Neue Gebets-App des Papstes Click To Pray

Mit einem neuen Angebot startet das weltweite Gebetsnetzwerk des Papstes im Mai in die moderne Welt der mobilen Kommunikation: "Click To Pray", also mit einem Klick zum Gebet, heißt die offizielle Gebets-App des Papstes.

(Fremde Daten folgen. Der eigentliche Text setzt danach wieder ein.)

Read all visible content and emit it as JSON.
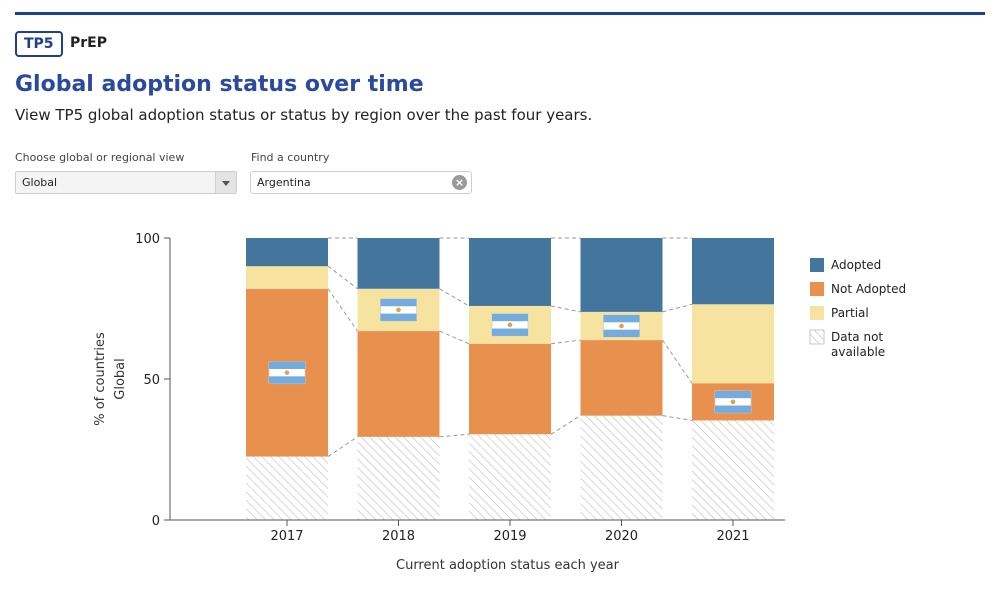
{
  "header": {
    "badge": "TP5",
    "tag": "PrEP"
  },
  "page": {
    "title": "Global adoption status over time",
    "subtitle": "View TP5 global adoption status or status by region over the past four years."
  },
  "controls": {
    "view_label": "Choose global or regional view",
    "view_value": "Global",
    "country_label": "Find a country",
    "country_value": "Argentina"
  },
  "chart_data": {
    "type": "bar",
    "stacked": true,
    "categories": [
      "2017",
      "2018",
      "2019",
      "2020",
      "2021"
    ],
    "series": [
      {
        "name": "Data not available",
        "color": "#ffffff",
        "pattern": "hatch",
        "values": [
          22.5,
          29.5,
          30.4,
          37.0,
          35.3
        ]
      },
      {
        "name": "Not Adopted",
        "color": "#e8914e",
        "values": [
          59.5,
          37.5,
          32.1,
          26.8,
          13.2
        ]
      },
      {
        "name": "Partial",
        "color": "#f6e3a0",
        "values": [
          8.0,
          15.0,
          13.4,
          10.0,
          28.0
        ]
      },
      {
        "name": "Adopted",
        "color": "#44759c",
        "values": [
          10.0,
          18.0,
          24.1,
          26.2,
          23.5
        ]
      }
    ],
    "legend_order": [
      "Adopted",
      "Not Adopted",
      "Partial",
      "Data not available"
    ],
    "legend_labels": [
      [
        "Adopted"
      ],
      [
        "Not Adopted"
      ],
      [
        "Partial"
      ],
      [
        "Data not",
        "available"
      ]
    ],
    "legend_position": "right",
    "highlight_country": "Argentina",
    "highlight_status": [
      "Not Adopted",
      "Partial",
      "Partial",
      "Partial",
      "Not Adopted"
    ],
    "xlabel": "Current adoption status each year",
    "ylabel": "% of countries",
    "ylabel_sub": "Global",
    "yticks": [
      0,
      50,
      100
    ],
    "ylim": [
      0,
      100
    ],
    "grid": false,
    "connector_lines": true
  }
}
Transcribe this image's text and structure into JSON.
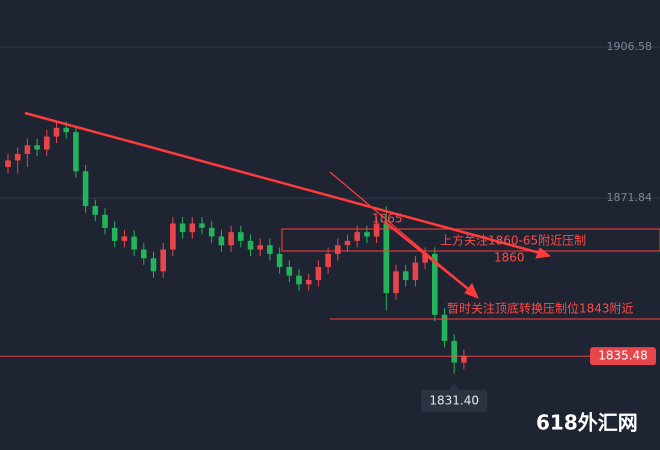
{
  "chart_data": {
    "type": "candlestick",
    "open": [
      1879,
      1880.5,
      1882,
      1884,
      1883,
      1886,
      1888,
      1887,
      1878,
      1870,
      1868,
      1865,
      1862,
      1863,
      1860,
      1858,
      1855,
      1860,
      1866,
      1864,
      1866,
      1865,
      1863,
      1861,
      1864,
      1862,
      1860,
      1861,
      1859,
      1856,
      1854,
      1852,
      1853,
      1856,
      1859,
      1861,
      1862,
      1864,
      1863,
      1866,
      1850,
      1855,
      1853,
      1857,
      1859,
      1845,
      1839,
      1834
    ],
    "high": [
      1882,
      1883.5,
      1885.5,
      1885.5,
      1887.5,
      1889.5,
      1889.5,
      1888.5,
      1879.5,
      1871.5,
      1869.5,
      1866.5,
      1864.5,
      1864.5,
      1861.5,
      1859.5,
      1861.5,
      1867.5,
      1867.5,
      1867.5,
      1867.5,
      1866.5,
      1864.5,
      1865.5,
      1865.5,
      1863.5,
      1862.5,
      1862.5,
      1860.5,
      1857.5,
      1855.5,
      1854.5,
      1857.5,
      1860.5,
      1862.5,
      1863.5,
      1865.5,
      1865.5,
      1867.5,
      1870,
      1856.5,
      1856.5,
      1858.5,
      1860.5,
      1860.5,
      1846.5,
      1840.5,
      1837
    ],
    "low": [
      1877.5,
      1877.5,
      1879,
      1881.5,
      1881.5,
      1884.5,
      1885.5,
      1876.5,
      1868.5,
      1866.5,
      1863.5,
      1860.5,
      1860.5,
      1858.5,
      1856.5,
      1853.5,
      1853.5,
      1858.5,
      1862.5,
      1862.5,
      1863.5,
      1861.5,
      1859.5,
      1859.5,
      1860.5,
      1858.5,
      1858.5,
      1857.5,
      1854.5,
      1852.5,
      1850.5,
      1850.5,
      1851.5,
      1854.5,
      1857.5,
      1859.5,
      1860.5,
      1861.5,
      1861.5,
      1846,
      1848.5,
      1851.5,
      1851.5,
      1855.5,
      1843.5,
      1837.5,
      1831.4,
      1832.5
    ],
    "close": [
      1880.5,
      1882,
      1884,
      1883,
      1886,
      1888,
      1887,
      1878,
      1870,
      1868,
      1865,
      1862,
      1863,
      1860,
      1858,
      1855,
      1860,
      1866,
      1864,
      1866,
      1865,
      1863,
      1861,
      1864,
      1862,
      1860,
      1861,
      1859,
      1856,
      1854,
      1852,
      1853,
      1856,
      1859,
      1861,
      1862,
      1864,
      1863,
      1866,
      1850,
      1855,
      1853,
      1857,
      1859,
      1845,
      1839,
      1834,
      1835.48
    ],
    "up_color": "#e8454a",
    "down_color": "#22b35b",
    "ylim": [
      1813.9,
      1917.4
    ],
    "yticks": [
      1906.58,
      1871.84
    ],
    "grid": true,
    "current_price": 1835.48,
    "low_label": {
      "value": 1831.4,
      "label": "1831.40"
    },
    "annotations": [
      "上方关注1860-65附近压制",
      "1860",
      "1865",
      "暂时关注顶底转换压制位1843附近"
    ],
    "watermark": "618外汇网"
  }
}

Damit lädt das von Jesuiten geleitete Gebetsapostolat Millionen von Menschen auf der ganzen Welt dazu ein, für die monatlichen Gebetsanliegen des Papstes zu beten. Der Papst hat neben seiner monatlichen Videoansprache ("Das Video vom Papst") ein weiteres ditigales Mittel gewählt, um sein Gebetsnetzwerk im Alltag zu unterstützen. Weil jeder Tag anders ist, will die App 365 Tage im Jahr eine Hilfestellung bieten, um täglich Gottes Ruf ins Leben neu zu entdecken.

Kostenloser Service

"'Click To Pray' ist ein Service, den Menschen mit ihrem Smartphone (Android) oder iPhone kostenlos nutzen können. Dazu müssen sie sich diese App lediglich auf ihren mobilen Geräten installieren. Das Angebot kann übrigens auch ganz klassisch über die Internetseite genutzt werden: www.clicktopray.org", erklärt Simon Lochbrunner SJ, der seit Herbst 2016 die Leitung der deutschen Sektion des päpstlichen Gebetsnetzwerks übernommen hat.

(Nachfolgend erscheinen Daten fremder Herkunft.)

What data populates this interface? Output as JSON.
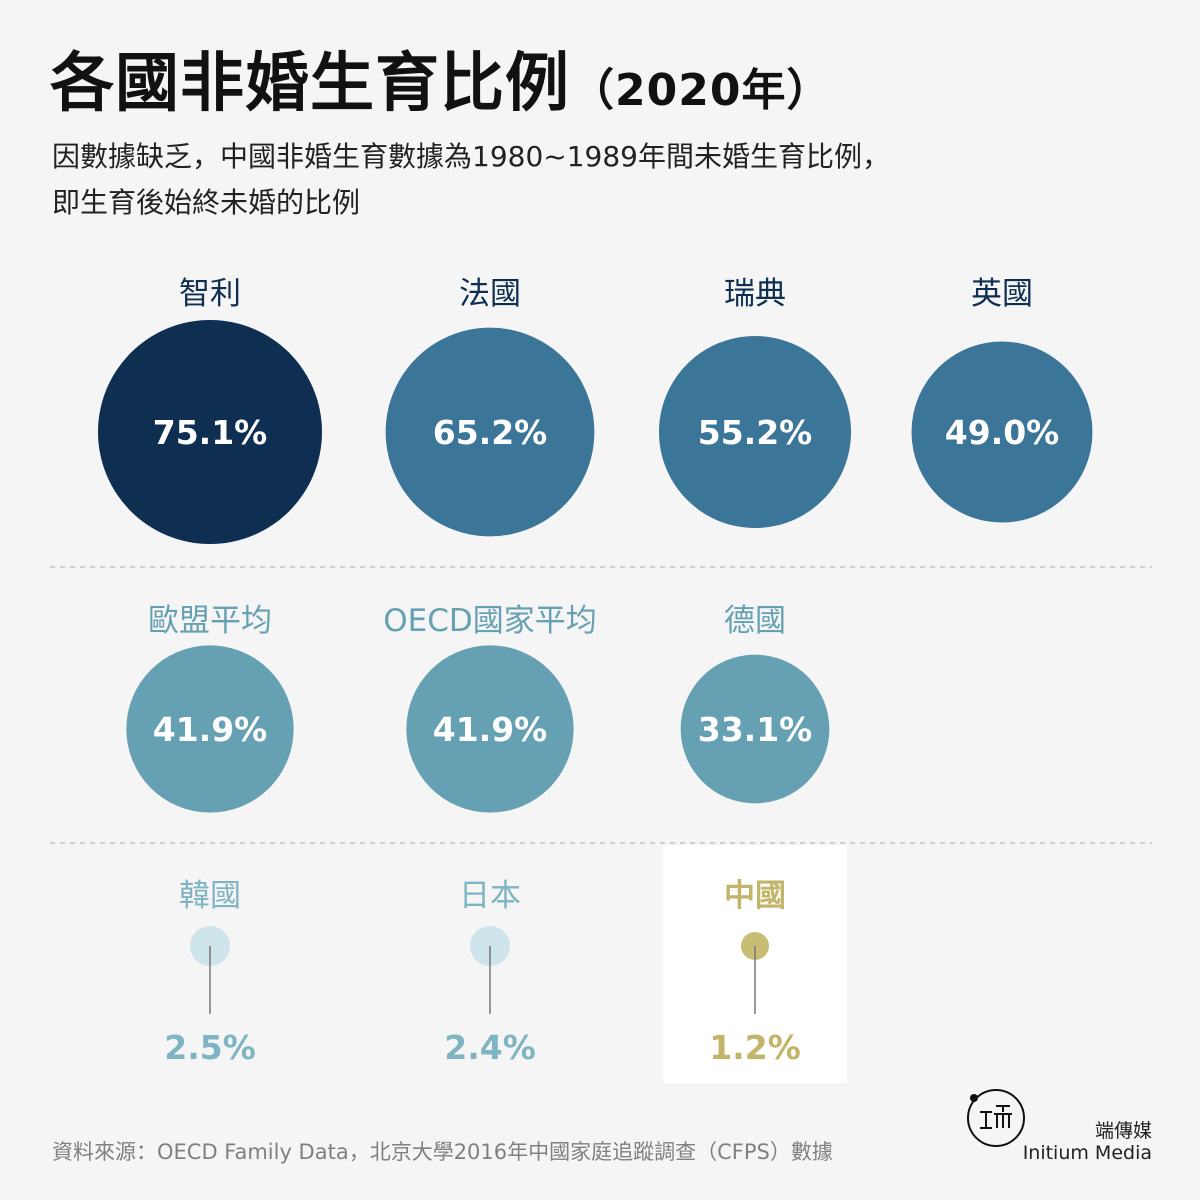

Dreimal täglich bekommen die Nutzer einen Gebetsimpuls von ein bis drei Sätzen auf ihr mobiles Gerät. Die kurze Besinnung will dabei helfen, Gott inmitten des Alltags wieder neu in den Blick zu bekommen. Die Vorlagen werden von einem Team bei La Machi (Barcelona) in Zusammenarbeit mit Frédéric Fornos SJ (Rom), dem Internationalen Direktor des Weltweiten Gebetsnetzwerks des Papstes, erarbeitet. Für die deutsche Redaktion ist Simon Lochbrunner verantwortlich. Das Gebetsanliegen des Papstes für den Monat Mai beinhaltet die Bitte, dass Christen in Afrika durch Versöhnung zum Frieden beitragen.

Eigene Gebete formulieren

"Click To Pray" eröffnet zugleich die Möglichkeit, selbst aktiv zu werden: Wer ein kostenloses Profil anlegt, kann im "Gebetsraum" seine eigenen Gebete formulieren, die zusammen mit einem Foto oder Bildmotiv von jedem eingesehen werden können, der auf "Click To Pray" registriert ist. Wer das Gebetsanliegen unterstützen möchte, kann als registrierter Benutzer das Gebt anklicken (also "liken") und/oder kommentieren. Es ist also wie eine Art Facebook für Gebet.

Finanziert wird das Gebetsapostolat aus Mitteln des Ordens. Für die neue Gebets-App konnte die Deutsche Bischofskonferenz für eine Anschubfinanzierung gewonnen werden. In Zukunft müssen jedoch weitere Quellen gefunden werden. Die laufenden Kosten pro Jahr liegen bei etwas unter 12.000 Euro.